I’d called her late on the Wednesday night. She sounded sleepy and low, just as she’d been when she came round to my flat the previous week.
‘Sugar,’ I said, ‘I have an idea. Has your dad come back from Ireland?’
‘This morning,’ she said.
‘Well, how about this,’ I said, keeping my tone tentative. ‘How about if he comes with you to see the play, either tomorrow or Friday? It’ll probably be desperately dull, I know, but … here’s what I’m thinking: you could make your excuses for a few minutes, and it would give me a chance to speak to him just after? What do you think, darling?’
I waited while she considered the plan. I knew she’d want to improve on it – to make it her own – and that was fine, because it could certainly take improvement.
‘Pretty good,’ she said. ‘But I think better if I don’t come. I’ll make an excuse at the last minute, before we leave. Then Papa can drop you home and you’ll have a chance to talk properly.’
‘D’you think he’d really come by himself?’
‘Oh, but he loves amateur productions,’ she said. ‘And he adores you! He’ll want to be supportive.’
‘Does that mean you won’t be coming at all?’ I said.
‘I wouldn’t miss it for the world,’ she said huskily. ‘Just put me down for the second night. Isn’t Azia coming then? I’ll come with her.’
As I ate the breakfast – rye bread, honey
and banana – that Phyllis Lane preferred on show days, I wondered what Anton Ingram would think of my performance. What he thought of the production – Mrs Tomaski’s artistic touches, the other girls, the set and even Evie’s excellent costumes – didn’t matter. All that mattered was what he thought of me. It was of indescribable importance. But I couldn’t allow my nerves to get the better of me. Again and again, I returned to Phyllis’s breathing exercises, to her pencilled Buddhist mantras, to stay calm.
‘Flowers,’ said Evie, interrupting my reverie. ‘They just came.’
It was a bouquet of yellow roses, wrapped with lilac ribbon and cellophane.

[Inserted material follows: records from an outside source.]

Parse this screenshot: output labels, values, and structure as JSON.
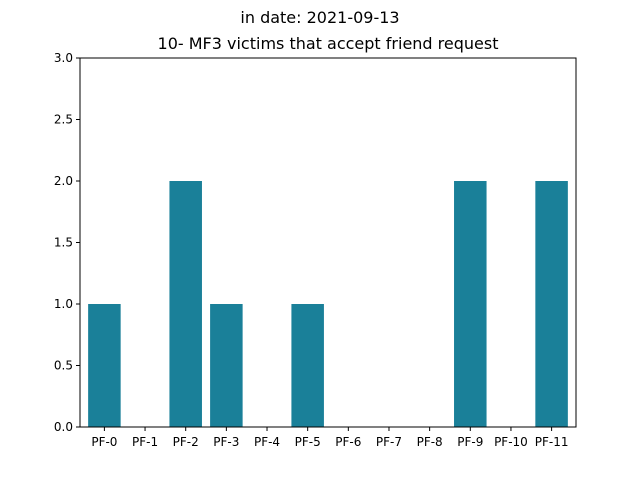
{
  "chart_data": {
    "type": "bar",
    "suptitle": "in date: 2021-09-13",
    "title": "10- MF3 victims that accept friend request",
    "xlabel": "",
    "ylabel": "",
    "categories": [
      "PF-0",
      "PF-1",
      "PF-2",
      "PF-3",
      "PF-4",
      "PF-5",
      "PF-6",
      "PF-7",
      "PF-8",
      "PF-9",
      "PF-10",
      "PF-11"
    ],
    "values": [
      1,
      0,
      2,
      1,
      0,
      1,
      0,
      0,
      0,
      2,
      0,
      2
    ],
    "ylim": [
      0,
      3.0
    ],
    "yticks": [
      "0.0",
      "0.5",
      "1.0",
      "1.5",
      "2.0",
      "2.5",
      "3.0"
    ],
    "bar_color": "#1a8099",
    "grid": false,
    "legend": "none"
  }
}
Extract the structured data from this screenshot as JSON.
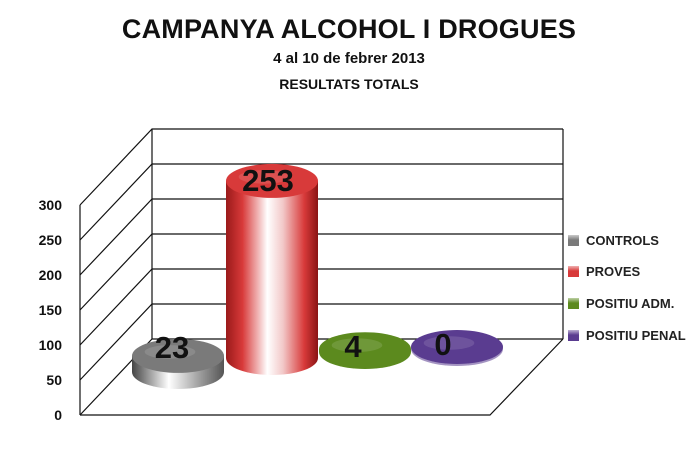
{
  "title": "CAMPANYA ALCOHOL I DROGUES",
  "subtitle": "4 al 10 de febrer 2013",
  "subtitle2": "RESULTATS TOTALS",
  "chart_data": {
    "type": "bar",
    "style": "3d-cylinder",
    "categories": [
      "CONTROLS",
      "PROVES",
      "POSITIU ADM.",
      "POSITIU PENAL"
    ],
    "values": [
      23,
      253,
      4,
      0
    ],
    "data_labels": [
      "23",
      "253",
      "4",
      "0"
    ],
    "colors": [
      "#7a7a7a",
      "#d83a3a",
      "#5c8a1e",
      "#5a3c90"
    ],
    "ylim": [
      0,
      300
    ],
    "yticks": [
      0,
      50,
      100,
      150,
      200,
      250,
      300
    ],
    "ytick_labels": [
      "0",
      "50",
      "100",
      "150",
      "200",
      "250",
      "300"
    ],
    "grid": true,
    "legend": "right",
    "xlabel": "",
    "ylabel": ""
  }
}
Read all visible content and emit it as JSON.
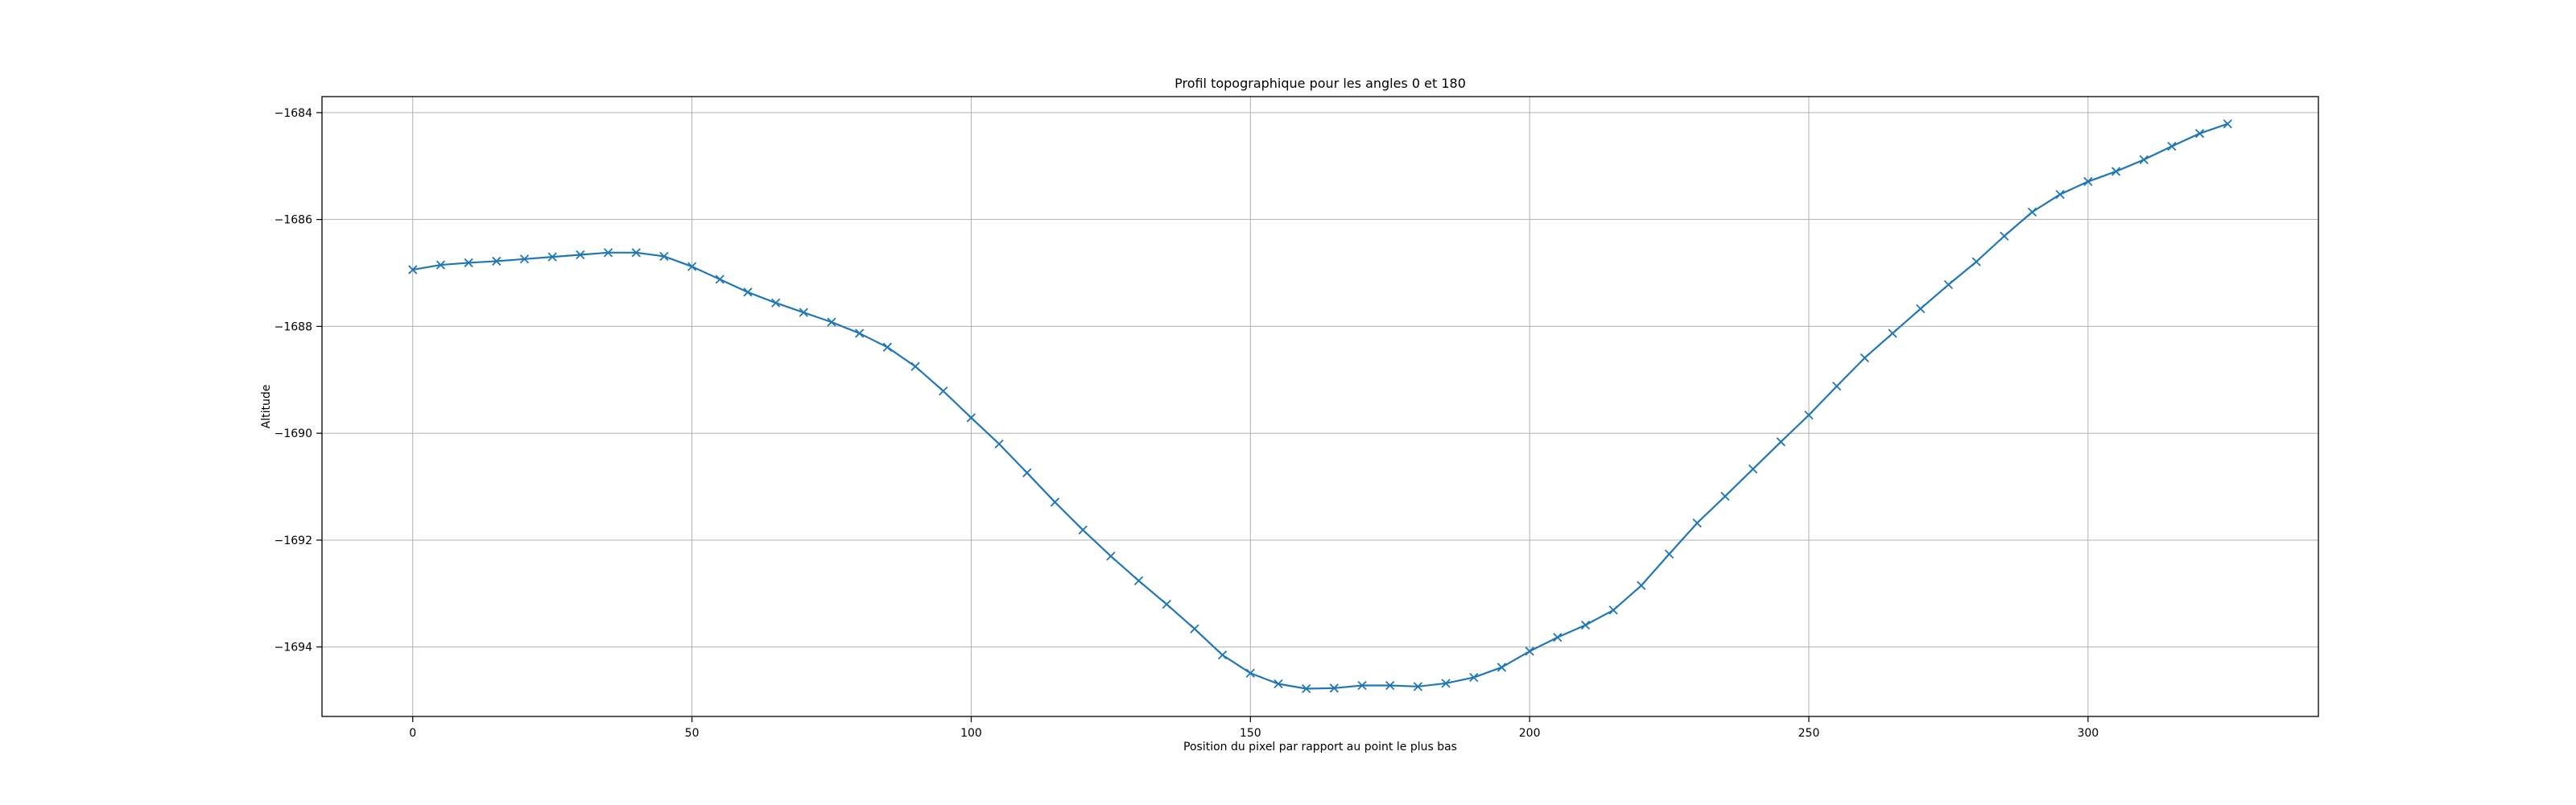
{
  "chart_data": {
    "type": "line",
    "title": "Profil topographique pour les angles 0 et 180",
    "xlabel": "Position du pixel par rapport au point le plus bas",
    "ylabel": "Altitude",
    "xlim": [
      -16.25,
      341.25
    ],
    "ylim": [
      -1695.3,
      -1683.7
    ],
    "xticks": [
      0,
      50,
      100,
      150,
      200,
      250,
      300
    ],
    "yticks": [
      -1694,
      -1692,
      -1690,
      -1688,
      -1686,
      -1684
    ],
    "grid": true,
    "marker": "x",
    "color": "#1f77b4",
    "series": [
      {
        "x": [
          0,
          5,
          10,
          15,
          20,
          25,
          30,
          35,
          40,
          45,
          50,
          55,
          60,
          65,
          70,
          75,
          80,
          85,
          90,
          95,
          100,
          105,
          110,
          115,
          120,
          125,
          130,
          135,
          140,
          145,
          150,
          155,
          160,
          165,
          170,
          175,
          180,
          185,
          190,
          195,
          200,
          205,
          210,
          215,
          220,
          225,
          230,
          235,
          240,
          245,
          250,
          255,
          260,
          265,
          270,
          275,
          280,
          285,
          290,
          295,
          300,
          305,
          310,
          315,
          320,
          325
        ],
        "y": [
          -1686.94,
          -1686.85,
          -1686.81,
          -1686.78,
          -1686.74,
          -1686.7,
          -1686.66,
          -1686.62,
          -1686.62,
          -1686.69,
          -1686.88,
          -1687.12,
          -1687.36,
          -1687.56,
          -1687.74,
          -1687.92,
          -1688.13,
          -1688.39,
          -1688.75,
          -1689.21,
          -1689.71,
          -1690.2,
          -1690.74,
          -1691.29,
          -1691.81,
          -1692.3,
          -1692.76,
          -1693.2,
          -1693.66,
          -1694.15,
          -1694.49,
          -1694.69,
          -1694.78,
          -1694.77,
          -1694.72,
          -1694.72,
          -1694.74,
          -1694.68,
          -1694.57,
          -1694.38,
          -1694.08,
          -1693.82,
          -1693.59,
          -1693.31,
          -1692.85,
          -1692.26,
          -1691.68,
          -1691.18,
          -1690.67,
          -1690.16,
          -1689.66,
          -1689.12,
          -1688.59,
          -1688.13,
          -1687.67,
          -1687.22,
          -1686.79,
          -1686.31,
          -1685.86,
          -1685.53,
          -1685.29,
          -1685.1,
          -1684.88,
          -1684.63,
          -1684.39,
          -1684.21
        ]
      }
    ]
  }
}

Phyllis Lane loved to be sent flowers on Opening Night, or the first day of filming. She liked tulips, agapanthuses, lilies. For years, ardent fans would send her jacaranda seeds, although it was well known that jacaranda trees are hard to grow in this country. Looking at the bouquet that Evie was now arranging with dexterity in a vase, all I could think of were the Chakra Flowers of Doom, and the way they waited in the dark pit under the tightrope. A thought came to me, fully formed and utterly horrifying. What if, when the lights went down, the flowers were there? It hadn’t happened in rehearsals. Both the technical and the dress rehearsal had passed, as they say, without a hitch, although a superstitious thespian might say that it’s good luck for a dress rehearsal to go badly. It would surely be just my luck if the flowers came back, and the unwieldy, all-enveloping darkness that yawned like a void, just as Anton Ingram was watching …
‘You OK, Norie?’ said Evie.
Slowly I breathed in through my nose – one, two, three, four – stretching the air like bread dough, and then out through my mouth. I did this twice, three times.
‘Fine,’ I said.
‘In the language of flowers,’ said my mother, ‘yellow roses mean friendship. Must be from a friend of yours.’
But the roses were from Petra and Bill. I didn’t have that many friends.
Sarah Cousins had kind, confidence-boosting words for all the cast members in her form. She was too fair to exclude me. At registration, she gave to each of us what she called ‘a little care package’ – nail polish, an emery board, fizzy bath salts – in a shiny gift bag. It was just the sort of gesture she was known for making.